BEGIN ctx_ddl.create_preference('mywordlist', 'BASIC_WORDLIST'); ctx_ddl.set_attribute('mywordlist','FUZZY_MATCH','ENGLISH'); ctx_ddl.set_attribute('mywordlist','FUZZY_SCORE','1'); ctx_ddl.set_attribute('mywordlist','FUZZY_NUMRESULTS','5000'); ctx_ddl.set_attribute('mywordlist','SUBSTRING_INDEX','TRUE'); ctx_ddl.set_attribute('mywordlist','STEMMER','ENGLISH'); END;
And the final step is to piece it all together by defining a new Text policy
BEGIN ctx_ddl.create_policy('my_policy', NULL, NULL, 'mylex', 'mystop', 'mywordlist'); END;
Define Settings for OML Model
We will create two models. An Attribute Importance model and a Classification model. The following defines the model parameters for each of these.
CREATE TABLE att_import_model_settings (setting_name varchar2(30), setting_value varchar2(30)); INSERT INTO att_import_model_settings (setting_name, setting_value) VALUES (''ALGO_NAME'', ''ALGO_AI_MDL''); INSERT INTO att_import_model_settings (setting_name, setting_value) VALUES (''PREP_AUTO'', ''ON''); INSERT INTO att_import_model_settings (setting_name, setting_value) VALUES (''ODMS_TEXT_POLICY_NAME'', ''my_policy''); INSERT INTO att_import_model_settings (setting_name, setting_value) VALUES (''ODMS_TEXT_MAX_FEATURES'', ''3000'')';
CREATE TABLE wine_model_settings (setting_name varchar2(30), setting_value varchar2(30)); INSERT INTO wine_model_settings (setting_name, setting_value) VALUES (''ALGO_NAME'', ''ALGO_RANDOM_FOREST''); INSERT INTO wine_model_settings (setting_name, setting_value) VALUES (''PREP_AUTO'', ''ON''); INSERT INTO wine_model_settings (setting_name, setting_value) VALUES (''ODMS_TEXT_POLICY_NAME'', ''my_policy''); INSERT INTO wine_model_settings (setting_name, setting_value) VALUES (''ODMS_TEXT_MAX_FEATURES'', ''3000'')';
Create the Training and Test data sets.
CREATE TABLE wine_train_data AS SELECT id, country, description, designation, points_bin, price, province, region_1, region_2, taster_name, variety, title FROM winereviews130k_bin SAMPLE (60) SEED (1);
CREATE TABLE wine_test_data AS SELECT id, country, description, designation, points_bin, price, province, region_1, region_2, taster_name, variety, title FROM winereviews130k_bin WHERE id NOT IN (SELECT id FROM wine_train_data);
All the set up is done, we can move onto the creating the machine learning models.
Create the OML Model (Attribute Importance & Classification)
We are going to create two models.
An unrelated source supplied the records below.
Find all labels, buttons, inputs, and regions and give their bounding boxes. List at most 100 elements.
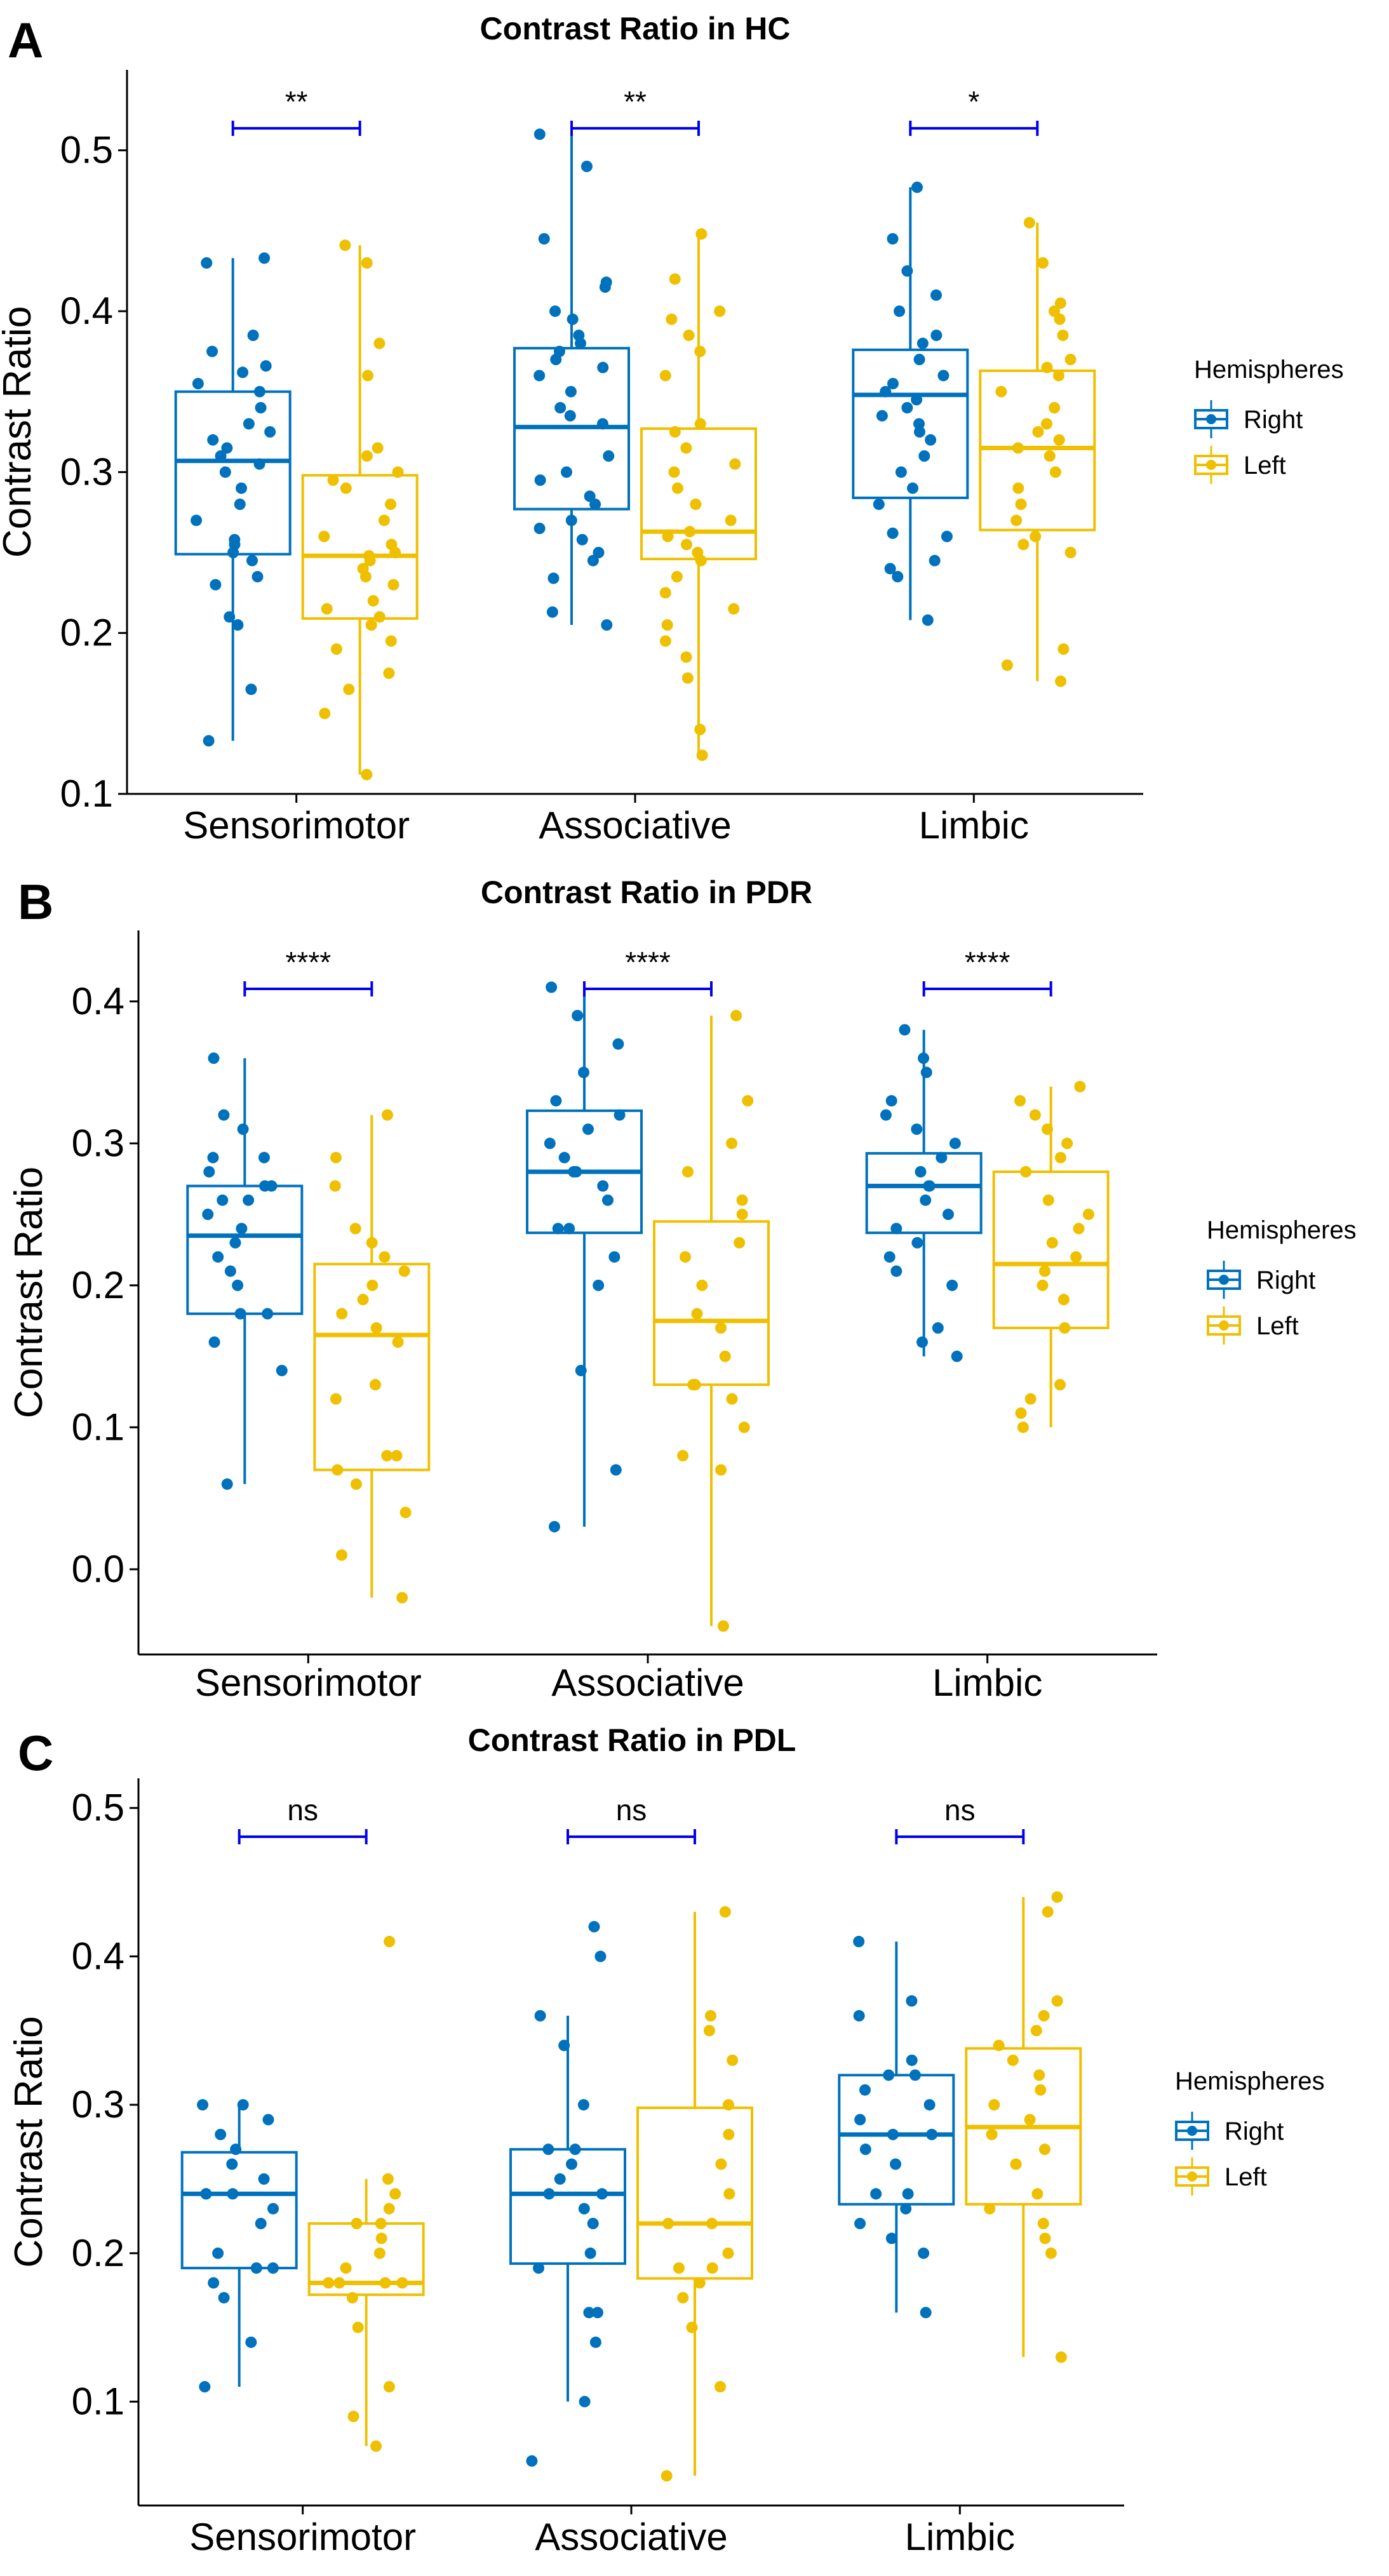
data-point — [1007, 2054, 1019, 2066]
legend-key-point — [1219, 1320, 1229, 1331]
data-point — [1054, 1151, 1066, 1164]
data-point — [381, 1450, 393, 1462]
data-point — [392, 1336, 404, 1348]
data-point — [1082, 1209, 1094, 1221]
data-point — [550, 1095, 562, 1107]
data-point — [671, 482, 683, 494]
data-point — [728, 603, 740, 615]
data-point — [1054, 313, 1066, 325]
data-point — [1041, 418, 1053, 430]
y-tick-label: 0.5 — [72, 1787, 124, 1829]
data-point — [680, 442, 692, 454]
data-point — [203, 1166, 215, 1177]
data-point — [918, 2247, 930, 2259]
data-point — [736, 1194, 748, 1206]
data-point — [1012, 442, 1024, 454]
data-point — [734, 1237, 746, 1249]
x-tick-label: Limbic — [932, 1661, 1042, 1704]
data-point — [738, 1421, 750, 1433]
data-point — [587, 554, 599, 567]
data-point — [533, 2262, 545, 2274]
data-point — [920, 1066, 932, 1078]
data-point — [887, 378, 899, 389]
box — [640, 427, 757, 561]
data-point — [601, 1194, 614, 1206]
legend-title: Hemispheres — [1175, 2067, 1325, 2095]
data-point — [533, 523, 546, 534]
data-point — [1039, 2232, 1051, 2244]
data-point — [984, 2203, 996, 2215]
data-point — [1038, 2009, 1050, 2022]
data-point — [385, 635, 397, 647]
data-point — [600, 276, 612, 288]
data-point — [922, 614, 934, 626]
data-point — [349, 1223, 361, 1235]
data-point — [548, 1520, 560, 1533]
data-point — [926, 2128, 938, 2140]
data-point — [936, 1151, 948, 1164]
data-point — [396, 1592, 408, 1604]
data-point — [197, 2099, 209, 2111]
data-point — [583, 2307, 595, 2319]
y-tick-label: 0.1 — [72, 2380, 124, 2422]
data-point — [260, 360, 272, 372]
data-point — [612, 1038, 624, 1050]
data-point — [911, 1237, 923, 1249]
data-point — [1057, 330, 1069, 341]
data-point — [370, 1322, 382, 1334]
data-point — [276, 1364, 288, 1376]
data-point — [578, 1066, 590, 1078]
data-point — [221, 442, 233, 454]
box — [852, 348, 969, 499]
y-tick-label: 0.2 — [72, 2232, 124, 2274]
y-tick-label: 0.1 — [60, 772, 113, 815]
data-point — [946, 1279, 958, 1291]
data-point — [387, 579, 399, 591]
data-point — [258, 1151, 270, 1164]
data-point — [576, 533, 588, 546]
data-point — [1042, 1123, 1054, 1135]
box — [186, 1184, 304, 1315]
data-point — [597, 1180, 609, 1192]
data-point — [1054, 297, 1066, 309]
data-point — [352, 2321, 364, 2333]
data-point — [1001, 659, 1013, 671]
data-point — [373, 2247, 386, 2259]
data-point — [911, 1123, 923, 1135]
data-point — [567, 313, 579, 325]
data-point — [890, 2158, 902, 2170]
data-point — [1038, 1265, 1050, 1277]
data-point — [726, 1393, 738, 1405]
data-point — [212, 1251, 224, 1263]
data-point — [227, 2188, 239, 2200]
data-point — [666, 313, 678, 325]
box — [992, 1171, 1110, 1329]
data-point — [1010, 2158, 1022, 2170]
data-point — [200, 2188, 212, 2200]
data-point — [1038, 2143, 1050, 2156]
data-point — [232, 1279, 244, 1291]
data-point — [224, 611, 236, 623]
series-left — [313, 1010, 1110, 1632]
data-point — [569, 2143, 581, 2156]
data-point — [589, 499, 601, 510]
data-point — [1042, 1194, 1054, 1206]
legend-label: Left — [1256, 1312, 1299, 1340]
data-point — [1033, 2069, 1045, 2081]
data-point — [207, 434, 219, 446]
data-point — [723, 2188, 735, 2200]
data-point — [854, 2218, 866, 2230]
x-tick-label: Associative — [539, 804, 731, 847]
data-point — [719, 1906, 731, 1918]
data-point — [534, 474, 546, 486]
data-point — [1055, 2351, 1067, 2363]
y-tick-label: 0.4 — [72, 980, 124, 1023]
data-point — [584, 490, 596, 502]
data-point — [715, 1464, 727, 1476]
legend: Hemispheres Right Left — [1175, 2067, 1325, 2196]
significance-label: **** — [286, 946, 332, 979]
data-point — [920, 1194, 932, 1206]
data-point — [372, 442, 384, 454]
data-point — [192, 378, 204, 389]
data-point — [854, 2114, 866, 2126]
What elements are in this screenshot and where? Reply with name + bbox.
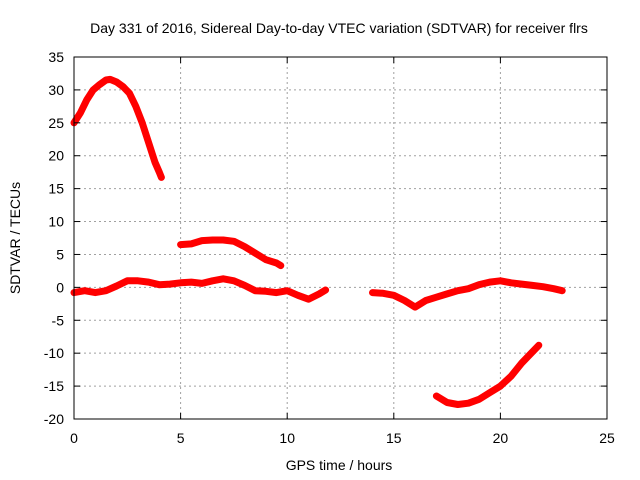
series-arc-5 [432, 341, 543, 408]
x-tick-label: 25 [599, 430, 615, 446]
y-tick-label: -10 [44, 345, 64, 361]
series-arc-1 [70, 75, 165, 181]
y-axis-label: SDTVAR / TECUs [7, 182, 23, 294]
y-tick-label: 15 [48, 181, 64, 197]
x-tick-label: 5 [177, 430, 185, 446]
grid [74, 57, 607, 419]
axis-ticks: 0 5 10 15 20 25 35 30 25 20 15 10 5 0 -5 -10 -15 -20 [44, 49, 615, 446]
chart-title: Day 331 of 2016, Sidereal Day-to-day VTE… [90, 20, 588, 36]
x-tick-label: 20 [493, 430, 509, 446]
y-tick-label: -5 [52, 312, 65, 328]
series-layer [70, 75, 566, 408]
y-tick-label: 5 [56, 246, 64, 262]
series-arc-2 [177, 236, 285, 270]
x-tick-label: 15 [386, 430, 402, 446]
x-tick-label: 10 [279, 430, 295, 446]
plot-frame [73, 56, 608, 420]
y-tick-label: -20 [44, 411, 64, 427]
y-tick-label: 20 [48, 148, 64, 164]
y-tick-label: -15 [44, 378, 64, 394]
y-tick-label: 35 [48, 49, 64, 65]
series-arc-3 [70, 275, 330, 303]
y-tick-label: 30 [48, 82, 64, 98]
x-tick-label: 0 [70, 430, 78, 446]
y-tick-label: 0 [56, 279, 64, 295]
series-arc-4 [369, 277, 566, 311]
y-tick-label: 25 [48, 115, 64, 131]
y-tick-label: 10 [48, 214, 64, 230]
x-axis-label: GPS time / hours [286, 457, 393, 473]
The first is an Attribute Important model. This will look at the data set and will determine what attributes contribute most towards determining the target variable. As we are incorporting Texting Mining we will see what words/tokens from the DESCRIPTION attribute also contribute towards the target variable.
BEGIN DBMS_DATA_MINING.CREATE_MODEL( model_name => 'GOOD_WINE_AI', mining_function => DBMS_DATA_MINING.ATTRIBUTE_IMPORTANCE, data_table_name => 'winereviews130k_bin', case_id_column_name => 'ID', target_column_name => 'POINTS_BIN', settings_table_name => 'att_import_mode_settings'); END;
We can query the system views for Oracle ML to find out what are the important variables.
SELECT * FROM dm$vagood_wine_ai ORDER BY attribute_rank;
Here is the listing of the top 15 most important attributes. We can see from the first 15 rows and looking under column ATTRIBUTE_SUBNAME, the words from the DESCRIPTION attribute that seem to be important and contribute towards determining the value in the target attribute.
At this point you might determine, based on domain knowledge, some of these words should be excluded as they are generic for the domain. In this case, go back to the Stop Word List and recreate it with any additional words. This can be repeated until you are happy with the list. In this example, WINE could be excluded by including it in the Stop Word List.
Run the following to create the Classification model. It is very similar to what we ran above with minor changes to the name of the model, the data mining function and the name of the settings table.
BEGIN DBMS_DATA_MINING.CREATE_MODEL( model_name => 'GOOD_WINE_MODEL', mining_function => DBMS_DATA_MINING.CLASSIFICATION, data_table_name => 'winereviews130k_bin', case_id_column_name => 'ID', target_column_name => 'POINTS_BIN', settings_table_name => 'wine_model_settings'); END;
Apply OML Model
The model can be applied in similar ways to any other ML model created using OML. For example the following displays the wine details along with the predicted points bin values (good or bad) and the probability score (<=1) of the prediction.
SELECT id, price, country, designation, province, variety, points_bin, PREDICTION(good_wine_mode USING *) pred_points_bin, PREDICTION_PROBABILITY(good_wine_mode USING *) prob_points_bin FROM wine_test_data;